EXPENSES: The costs and expenses not otherwise discussed herein shall be borne by the party that incurs such cost and expense.

 

RISK OF LOSS: Risk of loss by virtue of damage or destruction to all or any part of the Property shall be borne by Buyer until the time that Buyer has completed all Installment Payments and the Warranty Deed has been recorded to Buyer.  In the event the Property shall be damaged or destroyed by any cause at any time prior to said date, then this Contract shall be null and void, in which event Buyer shall release Seller from any liability for failure to deliver the property hereunder, or Buyer may elect to accept the property in its damaged condition.

 

LIMITATION OF LIABILITY.  Buyer agrees to hold Seller Harmless from and indemnify for, from and against any and all liability or claims, raised by the Buyer or any third party against Seller resulting from Seller’s interest hereunder and/or the acts of the Buyer. Such indemnification shall include Seller’s reasonable attorney fees, costs, lost compensation, or profits of the Seller resulting from the preparation for and participation in any litigation.  Buyer shall be solely responsible for maintaining any liability insurance on the property.

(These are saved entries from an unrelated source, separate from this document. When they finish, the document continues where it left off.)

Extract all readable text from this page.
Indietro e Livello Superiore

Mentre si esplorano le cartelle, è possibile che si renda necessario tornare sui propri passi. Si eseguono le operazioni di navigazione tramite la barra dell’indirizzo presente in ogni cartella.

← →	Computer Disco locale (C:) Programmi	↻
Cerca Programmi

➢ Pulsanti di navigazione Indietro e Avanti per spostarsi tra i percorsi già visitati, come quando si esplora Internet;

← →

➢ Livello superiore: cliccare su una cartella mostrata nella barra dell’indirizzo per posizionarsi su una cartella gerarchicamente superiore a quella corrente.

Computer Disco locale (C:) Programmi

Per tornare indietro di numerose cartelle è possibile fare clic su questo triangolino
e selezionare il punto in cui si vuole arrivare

In the event of a legal dispute where the claim is $5,000 or less, the parties agree to resolve the dispute utilizing binding arbitration. Under no circumstances shall the Seller’s liability exceed the amount paid by the buyer to the Seller.

 

SEVERABILITY: If for any reason any provision hereof shall be determined to be invalid or unenforceable, the validity and effect of the other provisions hereof shall not be affected thereby.

 

ENTIRE AGREEMENT: The parties acknowledge and agree that there are no other agreements or representations, either oral or written, express or implied, that are not included in this Contract.

 

GOVERNING LAW, JURISDICTION AND BINDING EFFECT: This Contract and all the transactions described herein shall be governed in accordance with the laws of the state of California and shall be binding upon and inure to the benefit of the parties hereto and their respective heirs, personal representatives, successors, and assigns. The exclusive jurisdiction for any legal actions brought under this Contract shall be the state of California.

 

WARRANTIES: Seller makes no warranties with respect to the condition, suitability or quality of the Property and any improvements thereon. Buyers hereby acknowledge having had the opportunity to inspect the Property and any improvements thereon. The parties hereto agree that the Property and any improvements thereon are being sold “AS IS” in its current condition and without warranty by Seller. Seller warranties are limited to these expressed warranties. (A) There are no liens other than any recurring assessments. (B) Title to the property is marketable title. (C) Seller reserves the right to place a deed of trust on the property at any time but warrants that any such deed of trust will be removed prior to deed being recorded to Buyer.  Should the Buyer discover a breech of these Seller warranties, Seller at its sole discretion shall either cure the breach or cancel the sale and refund all moneys to Buyer.

 

ASSIGNMENT: The parties hereto understand and agree that this Contract may not be assigned without the prior written consent of all parties.

 

DEFAULT:  In the event of default under the terms and conditions of this Agreement, the non-defaulting party shall give written notice of such default to the defaulting party, and in the event such default is not cured within thirty (30) days after the date of such written notice, then the non-defaulting party shall be entitled to pursue all remedies allowed by law and in equity and foreclose on the contract for deed. In addition, the non-defaulting party per their discretion, shall be entitled to recover their collection costs and expenses, including but not limited their reasonable attorneys’ fees and expenses.

 

By accepting these terms of the land sale contract the undersigned Buyer(s) agree to purchase the described real property on the terms and conditions above.